Perhaps more than any other film I saw at the festival, the title of Catherine Martin’s Mourning for Anna serves as an effective summary for the film itself: after giving an astonishing performance of a late Beethoven piece as part of a quartet, 23 year old Anna is found dead. Her mother goes to an isolated country house to mourn, takes walks in the woods, cleans the house and generally tries to come to terms with the loss of her daughter, partly through the company of an old friend – an artist who has moved back to the quiet locale to escape the clamour of the modern world. As if in agreement with these principles, the film shuns the frantic pace and loud soundtracks of much of today’s filmmaking in favour of a quieter, often wordless rhythm. Indeed, it could almost be said that the character of the artist acts as a kind of reflexive device within the film, commenting as he does that “I’d really like my work to have meaning, to be life-affirming. And this light’s so beautiful” – and this in a film full of astonishingly lit (and immaculately framed) images. Yet the artist’s statement also represents the film’s biggest weakness: the striving for meaning gets distracted by other concerns. This isn’t to say that the film doesn’t have depth, merely that it never plumbs it as thoroughly as perhaps it could. Early on the in the film, the stark framing of the mother identifying Anna’s body recalls images from Bergman’s Persona, and ‘Anna’ is one of the names that recurs throughout Bergman’s oeuvre. Whether intentional or not, these reference to Bergman’s work serve Martin no favours, reminding one as they do of the depth and power of the Swedish master’s work – a depth and power unfortunately not matched here. But then few filmmakers have ever matched Bergman’s intensity, and Mourning for Anna has much to recommend it.
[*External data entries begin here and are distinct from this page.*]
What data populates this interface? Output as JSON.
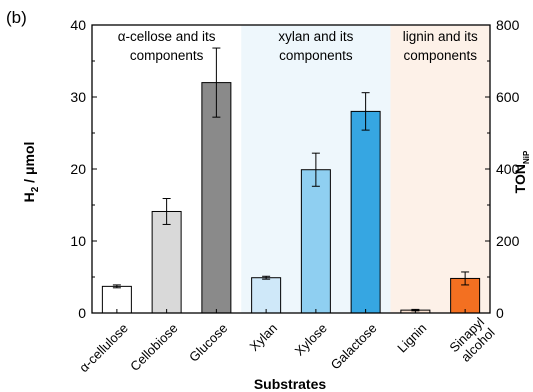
{
  "panel_label": "(b)",
  "colors": {
    "region_1": "#ffffff",
    "region_2": "#eef7fc",
    "region_3": "#fdf1e8",
    "axis": "#000000"
  },
  "chart_data": {
    "type": "bar",
    "categories": [
      "α-cellulose",
      "Cellobiose",
      "Glucose",
      "Xylan",
      "Xylose",
      "Galactose",
      "Lignin",
      "Sinapyl alcohol"
    ],
    "category_lines": [
      [
        "α-cellulose"
      ],
      [
        "Cellobiose"
      ],
      [
        "Glucose"
      ],
      [
        "Xylan"
      ],
      [
        "Xylose"
      ],
      [
        "Galactose"
      ],
      [
        "Lignin"
      ],
      [
        "Sinapyl",
        "alcohol"
      ]
    ],
    "series": [
      {
        "values": [
          3.7,
          14.1,
          32.0,
          4.9,
          19.9,
          28.0,
          0.4,
          4.8
        ],
        "errors": [
          0.2,
          1.8,
          4.8,
          0.2,
          2.3,
          2.6,
          0.1,
          0.9
        ],
        "colors": [
          "#ffffff",
          "#d9d9d9",
          "#8a8a8a",
          "#cfe8f9",
          "#8fcff1",
          "#36a6e2",
          "#fbe3d2",
          "#f37021"
        ]
      }
    ],
    "regions": [
      {
        "label_lines": [
          "α-cellose and its",
          "components"
        ],
        "start": 0,
        "end": 2,
        "color": "#ffffff"
      },
      {
        "label_lines": [
          "xylan and its",
          "components"
        ],
        "start": 3,
        "end": 5,
        "color": "#eef7fc"
      },
      {
        "label_lines": [
          "lignin and its",
          "components"
        ],
        "start": 6,
        "end": 7,
        "color": "#fdf1e8"
      }
    ],
    "xlabel": "Substrates",
    "ylabel_main": "H",
    "ylabel_sub": "2",
    "ylabel_rest": " / μmol",
    "ylim": [
      0,
      40
    ],
    "yticks": [
      0,
      10,
      20,
      30,
      40
    ],
    "y2label_main": "TON",
    "y2label_sub": "NiP",
    "y2lim": [
      0,
      800
    ],
    "y2ticks": [
      0,
      200,
      400,
      600,
      800
    ],
    "grid": false,
    "legend": "none"
  }
}
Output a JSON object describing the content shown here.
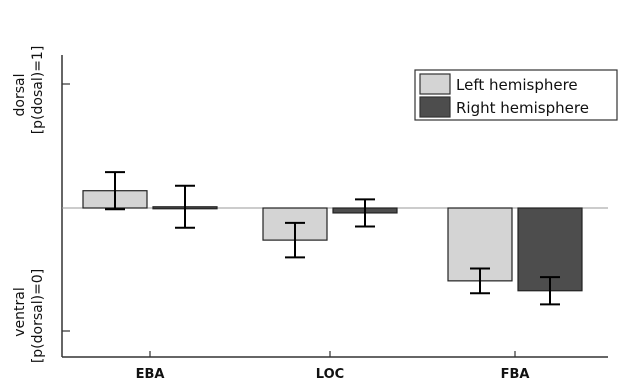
{
  "chart_data": {
    "type": "bar",
    "categories": [
      "EBA",
      "LOC",
      "FBA"
    ],
    "series": [
      {
        "name": "Left hemisphere",
        "values": [
          0.14,
          -0.26,
          -0.59
        ],
        "err": [
          0.15,
          0.14,
          0.1
        ],
        "color": "#d4d4d4"
      },
      {
        "name": "Right hemisphere",
        "values": [
          0.01,
          -0.04,
          -0.67
        ],
        "err": [
          0.17,
          0.11,
          0.11
        ],
        "color": "#4d4d4d"
      }
    ],
    "ylim": [
      -1.2,
      1.2
    ],
    "y_ticks": [
      -1,
      0,
      1
    ],
    "y_top_label": [
      "dorsal",
      "[p(dosal)=1]"
    ],
    "y_bottom_label": [
      "ventral",
      "[p(dorsal)=0]"
    ],
    "legend_position": "top-right",
    "grid": false
  }
}
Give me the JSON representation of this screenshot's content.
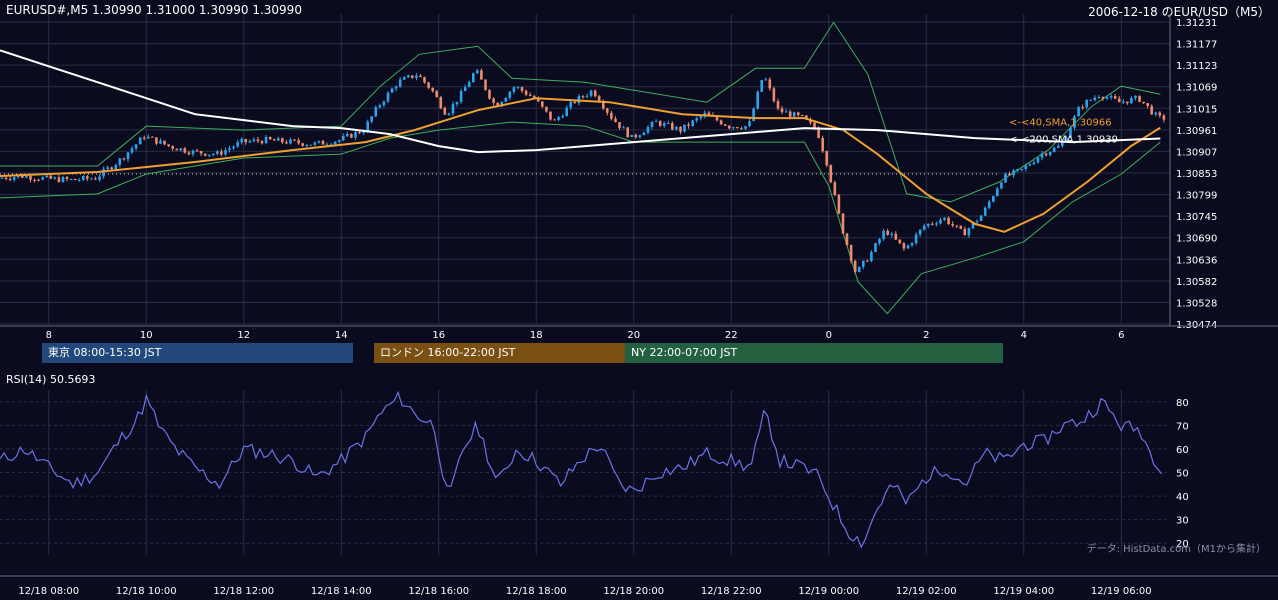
{
  "header": {
    "symbol_line": "EURUSD#,M5 1.30990 1.31000 1.30990 1.30990",
    "date_pair": "2006-12-18 のEUR/USD（M5）"
  },
  "sessions": [
    {
      "label": "東京 08:00-15:30 JST"
    },
    {
      "label": "ロンドン 16:00-22:00 JST"
    },
    {
      "label": "NY 22:00-07:00 JST"
    }
  ],
  "rsi_panel": {
    "label": "RSI(14) 50.5693"
  },
  "credit": "データ: HistData.com（M1から集計）",
  "colors": {
    "background": "#0a0b1e",
    "bull": "#2aa3f0",
    "bear": "#ef8a6c",
    "sma40": "#f0a030",
    "sma200": "#ffffff",
    "bollinger": "#3fae5a",
    "rsi": "#6b73e8",
    "grid": "#2a2d45"
  },
  "chart_data": [
    {
      "type": "candlestick",
      "title": "",
      "y_ticks": [
        "1.31231",
        "1.31177",
        "1.31123",
        "1.31069",
        "1.31015",
        "1.30961",
        "1.30907",
        "1.30853",
        "1.30799",
        "1.30745",
        "1.30690",
        "1.30636",
        "1.30582",
        "1.30528",
        "1.30474"
      ],
      "ylim": [
        1.30474,
        1.31231
      ],
      "x_ticks": [
        "8",
        "10",
        "12",
        "14",
        "16",
        "18",
        "20",
        "22",
        "0",
        "2",
        "4",
        "6"
      ],
      "x_tick_hours": [
        8,
        10,
        12,
        14,
        16,
        18,
        20,
        22,
        24,
        26,
        28,
        30
      ],
      "x_range_hours": [
        7.0,
        31.0
      ],
      "reference_level": 1.3085,
      "close_path": [
        {
          "h": 7.0,
          "v": 1.3084
        },
        {
          "h": 7.5,
          "v": 1.30845
        },
        {
          "h": 8.0,
          "v": 1.30838
        },
        {
          "h": 8.5,
          "v": 1.30835
        },
        {
          "h": 9.0,
          "v": 1.3084
        },
        {
          "h": 9.5,
          "v": 1.30885
        },
        {
          "h": 10.0,
          "v": 1.30945
        },
        {
          "h": 10.5,
          "v": 1.3092
        },
        {
          "h": 11.0,
          "v": 1.30905
        },
        {
          "h": 11.5,
          "v": 1.309
        },
        {
          "h": 12.0,
          "v": 1.3093
        },
        {
          "h": 12.5,
          "v": 1.30935
        },
        {
          "h": 13.0,
          "v": 1.3093
        },
        {
          "h": 13.5,
          "v": 1.30925
        },
        {
          "h": 14.0,
          "v": 1.30935
        },
        {
          "h": 14.5,
          "v": 1.3096
        },
        {
          "h": 14.8,
          "v": 1.3102
        },
        {
          "h": 15.2,
          "v": 1.3108
        },
        {
          "h": 15.6,
          "v": 1.311
        },
        {
          "h": 15.9,
          "v": 1.3106
        },
        {
          "h": 16.2,
          "v": 1.31
        },
        {
          "h": 16.5,
          "v": 1.3105
        },
        {
          "h": 16.8,
          "v": 1.3111
        },
        {
          "h": 17.2,
          "v": 1.3102
        },
        {
          "h": 17.6,
          "v": 1.3107
        },
        {
          "h": 18.0,
          "v": 1.3104
        },
        {
          "h": 18.4,
          "v": 1.3098
        },
        {
          "h": 18.8,
          "v": 1.3103
        },
        {
          "h": 19.2,
          "v": 1.3106
        },
        {
          "h": 19.6,
          "v": 1.3099
        },
        {
          "h": 20.0,
          "v": 1.3094
        },
        {
          "h": 20.5,
          "v": 1.3098
        },
        {
          "h": 21.0,
          "v": 1.3096
        },
        {
          "h": 21.5,
          "v": 1.31
        },
        {
          "h": 22.0,
          "v": 1.3097
        },
        {
          "h": 22.4,
          "v": 1.3097
        },
        {
          "h": 22.7,
          "v": 1.311
        },
        {
          "h": 23.0,
          "v": 1.3101
        },
        {
          "h": 23.5,
          "v": 1.3099
        },
        {
          "h": 23.8,
          "v": 1.3096
        },
        {
          "h": 24.0,
          "v": 1.3088
        },
        {
          "h": 24.3,
          "v": 1.3072
        },
        {
          "h": 24.6,
          "v": 1.306
        },
        {
          "h": 24.9,
          "v": 1.3065
        },
        {
          "h": 25.2,
          "v": 1.3071
        },
        {
          "h": 25.6,
          "v": 1.3066
        },
        {
          "h": 26.0,
          "v": 1.3072
        },
        {
          "h": 26.4,
          "v": 1.3074
        },
        {
          "h": 26.8,
          "v": 1.307
        },
        {
          "h": 27.2,
          "v": 1.3075
        },
        {
          "h": 27.6,
          "v": 1.3084
        },
        {
          "h": 28.0,
          "v": 1.3086
        },
        {
          "h": 28.4,
          "v": 1.309
        },
        {
          "h": 28.8,
          "v": 1.3092
        },
        {
          "h": 29.2,
          "v": 1.3102
        },
        {
          "h": 29.6,
          "v": 1.3105
        },
        {
          "h": 30.0,
          "v": 1.3103
        },
        {
          "h": 30.4,
          "v": 1.3104
        },
        {
          "h": 30.8,
          "v": 1.3099
        }
      ],
      "series": [
        {
          "name": "<-<40,SMA,1.30966",
          "points": [
            {
              "h": 7.0,
              "v": 1.30845
            },
            {
              "h": 9.0,
              "v": 1.30855
            },
            {
              "h": 11.0,
              "v": 1.3088
            },
            {
              "h": 13.0,
              "v": 1.3091
            },
            {
              "h": 14.5,
              "v": 1.3093
            },
            {
              "h": 15.5,
              "v": 1.3096
            },
            {
              "h": 16.8,
              "v": 1.3101
            },
            {
              "h": 18.0,
              "v": 1.3104
            },
            {
              "h": 19.5,
              "v": 1.3103
            },
            {
              "h": 21.0,
              "v": 1.31
            },
            {
              "h": 22.5,
              "v": 1.3099
            },
            {
              "h": 23.5,
              "v": 1.3099
            },
            {
              "h": 24.3,
              "v": 1.3096
            },
            {
              "h": 25.0,
              "v": 1.309
            },
            {
              "h": 26.0,
              "v": 1.308
            },
            {
              "h": 27.0,
              "v": 1.30725
            },
            {
              "h": 27.6,
              "v": 1.30705
            },
            {
              "h": 28.4,
              "v": 1.3075
            },
            {
              "h": 29.3,
              "v": 1.3083
            },
            {
              "h": 30.2,
              "v": 1.3092
            },
            {
              "h": 30.8,
              "v": 1.30966
            }
          ]
        },
        {
          "name": "<-<200,SMA,1.30939",
          "points": [
            {
              "h": 7.0,
              "v": 1.3116
            },
            {
              "h": 8.0,
              "v": 1.3112
            },
            {
              "h": 9.0,
              "v": 1.3108
            },
            {
              "h": 10.0,
              "v": 1.3104
            },
            {
              "h": 11.0,
              "v": 1.31
            },
            {
              "h": 12.0,
              "v": 1.30985
            },
            {
              "h": 13.0,
              "v": 1.3097
            },
            {
              "h": 14.0,
              "v": 1.30965
            },
            {
              "h": 15.0,
              "v": 1.3095
            },
            {
              "h": 16.0,
              "v": 1.3092
            },
            {
              "h": 16.8,
              "v": 1.30905
            },
            {
              "h": 18.0,
              "v": 1.3091
            },
            {
              "h": 20.0,
              "v": 1.3093
            },
            {
              "h": 22.0,
              "v": 1.3095
            },
            {
              "h": 23.5,
              "v": 1.30965
            },
            {
              "h": 25.0,
              "v": 1.3096
            },
            {
              "h": 27.0,
              "v": 1.3094
            },
            {
              "h": 29.0,
              "v": 1.3093
            },
            {
              "h": 30.8,
              "v": 1.30939
            }
          ]
        },
        {
          "name": "",
          "points": [
            {
              "h": 7.0,
              "v": 1.3087
            },
            {
              "h": 9.0,
              "v": 1.3087
            },
            {
              "h": 10.0,
              "v": 1.3097
            },
            {
              "h": 12.0,
              "v": 1.3096
            },
            {
              "h": 14.0,
              "v": 1.3097
            },
            {
              "h": 14.8,
              "v": 1.3107
            },
            {
              "h": 15.6,
              "v": 1.3115
            },
            {
              "h": 16.8,
              "v": 1.3117
            },
            {
              "h": 17.5,
              "v": 1.3109
            },
            {
              "h": 19.0,
              "v": 1.3108
            },
            {
              "h": 20.0,
              "v": 1.3106
            },
            {
              "h": 21.5,
              "v": 1.3103
            },
            {
              "h": 22.5,
              "v": 1.31115
            },
            {
              "h": 23.5,
              "v": 1.31115
            },
            {
              "h": 24.1,
              "v": 1.3123
            },
            {
              "h": 24.8,
              "v": 1.311
            },
            {
              "h": 25.6,
              "v": 1.308
            },
            {
              "h": 26.5,
              "v": 1.3078
            },
            {
              "h": 27.5,
              "v": 1.3083
            },
            {
              "h": 28.5,
              "v": 1.3091
            },
            {
              "h": 29.4,
              "v": 1.3102
            },
            {
              "h": 30.0,
              "v": 1.3107
            },
            {
              "h": 30.8,
              "v": 1.3105
            }
          ]
        },
        {
          "name": "",
          "points": [
            {
              "h": 7.0,
              "v": 1.3079
            },
            {
              "h": 9.0,
              "v": 1.308
            },
            {
              "h": 10.0,
              "v": 1.3085
            },
            {
              "h": 12.0,
              "v": 1.3089
            },
            {
              "h": 14.0,
              "v": 1.309
            },
            {
              "h": 15.0,
              "v": 1.3094
            },
            {
              "h": 16.0,
              "v": 1.3096
            },
            {
              "h": 17.5,
              "v": 1.3098
            },
            {
              "h": 19.0,
              "v": 1.3097
            },
            {
              "h": 20.0,
              "v": 1.3093
            },
            {
              "h": 21.5,
              "v": 1.3093
            },
            {
              "h": 22.5,
              "v": 1.3093
            },
            {
              "h": 23.5,
              "v": 1.3093
            },
            {
              "h": 24.0,
              "v": 1.3082
            },
            {
              "h": 24.6,
              "v": 1.3058
            },
            {
              "h": 25.2,
              "v": 1.305
            },
            {
              "h": 25.9,
              "v": 1.306
            },
            {
              "h": 27.0,
              "v": 1.3064
            },
            {
              "h": 28.0,
              "v": 1.3068
            },
            {
              "h": 29.0,
              "v": 1.3078
            },
            {
              "h": 30.0,
              "v": 1.3085
            },
            {
              "h": 30.8,
              "v": 1.3093
            }
          ]
        }
      ]
    },
    {
      "type": "line",
      "title": "",
      "y_ticks": [
        "80",
        "70",
        "60",
        "50",
        "40",
        "30",
        "20"
      ],
      "ylim": [
        15,
        85
      ],
      "rsi_path": [
        {
          "h": 7.0,
          "v": 55
        },
        {
          "h": 7.5,
          "v": 60
        },
        {
          "h": 8.0,
          "v": 52
        },
        {
          "h": 8.5,
          "v": 45
        },
        {
          "h": 9.0,
          "v": 50
        },
        {
          "h": 9.5,
          "v": 65
        },
        {
          "h": 9.8,
          "v": 72
        },
        {
          "h": 10.0,
          "v": 81
        },
        {
          "h": 10.3,
          "v": 68
        },
        {
          "h": 10.6,
          "v": 60
        },
        {
          "h": 11.0,
          "v": 52
        },
        {
          "h": 11.5,
          "v": 45
        },
        {
          "h": 12.0,
          "v": 60
        },
        {
          "h": 12.5,
          "v": 58
        },
        {
          "h": 13.0,
          "v": 55
        },
        {
          "h": 13.5,
          "v": 48
        },
        {
          "h": 14.0,
          "v": 55
        },
        {
          "h": 14.5,
          "v": 65
        },
        {
          "h": 14.8,
          "v": 75
        },
        {
          "h": 15.2,
          "v": 82
        },
        {
          "h": 15.5,
          "v": 75
        },
        {
          "h": 15.9,
          "v": 70
        },
        {
          "h": 16.2,
          "v": 38
        },
        {
          "h": 16.5,
          "v": 60
        },
        {
          "h": 16.8,
          "v": 70
        },
        {
          "h": 17.2,
          "v": 45
        },
        {
          "h": 17.6,
          "v": 60
        },
        {
          "h": 18.0,
          "v": 55
        },
        {
          "h": 18.5,
          "v": 45
        },
        {
          "h": 18.9,
          "v": 55
        },
        {
          "h": 19.3,
          "v": 62
        },
        {
          "h": 19.7,
          "v": 45
        },
        {
          "h": 20.0,
          "v": 42
        },
        {
          "h": 20.5,
          "v": 50
        },
        {
          "h": 21.0,
          "v": 52
        },
        {
          "h": 21.5,
          "v": 58
        },
        {
          "h": 22.0,
          "v": 55
        },
        {
          "h": 22.4,
          "v": 52
        },
        {
          "h": 22.7,
          "v": 76
        },
        {
          "h": 23.0,
          "v": 55
        },
        {
          "h": 23.5,
          "v": 52
        },
        {
          "h": 23.8,
          "v": 48
        },
        {
          "h": 24.1,
          "v": 36
        },
        {
          "h": 24.4,
          "v": 25
        },
        {
          "h": 24.7,
          "v": 20
        },
        {
          "h": 25.0,
          "v": 35
        },
        {
          "h": 25.3,
          "v": 45
        },
        {
          "h": 25.6,
          "v": 37
        },
        {
          "h": 26.0,
          "v": 48
        },
        {
          "h": 26.4,
          "v": 52
        },
        {
          "h": 26.8,
          "v": 45
        },
        {
          "h": 27.2,
          "v": 58
        },
        {
          "h": 27.6,
          "v": 55
        },
        {
          "h": 28.0,
          "v": 62
        },
        {
          "h": 28.4,
          "v": 63
        },
        {
          "h": 28.8,
          "v": 70
        },
        {
          "h": 29.2,
          "v": 72
        },
        {
          "h": 29.6,
          "v": 80
        },
        {
          "h": 30.0,
          "v": 70
        },
        {
          "h": 30.4,
          "v": 68
        },
        {
          "h": 30.6,
          "v": 58
        },
        {
          "h": 30.9,
          "v": 50.5693
        }
      ]
    }
  ],
  "time_axis": {
    "labels": [
      "12/18 08:00",
      "12/18 10:00",
      "12/18 12:00",
      "12/18 14:00",
      "12/18 16:00",
      "12/18 18:00",
      "12/18 20:00",
      "12/18 22:00",
      "12/19 00:00",
      "12/19 02:00",
      "12/19 04:00",
      "12/19 06:00"
    ]
  }
}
In addition to its commentary on artistic creation and grief, the film also puts forth the Dostoyevskean philosophy that ‘love is life’, and while this aspect threatens at times to overthrow the narrative examination of grief, it’s unquestionably true that grief and love are intertwined, and the film manages to explore these emotions in a way which never strays into sentimentality. Furthermore, it’s genuinely interesting to see a film which plays out a dramatic murder story not from the perspective of the police or the perpetrator, but instead from the secondary victims of the crime – surely far less explored but equally rich territory for filmmakers to tread. The film also manages a convincing blend of reality and fantasy, with effective, if occasionally oblique, dream sequences helping us to delve further into the mother’s wounded psyche.

At times the long, frontal images imbue the film with a certain theatrical artifice, but in a sense this supports the idea of the film’s reflexive edge. The film’s quiet mood is matched perfectly by its sound design (the noise of fingers running over a bowl become especially evocative). If you’re willing to let it, Mourning for Anna is a film which will take you on a tactile journey of contemplation. Those that like their cinema slow and steady will find much to enjoy.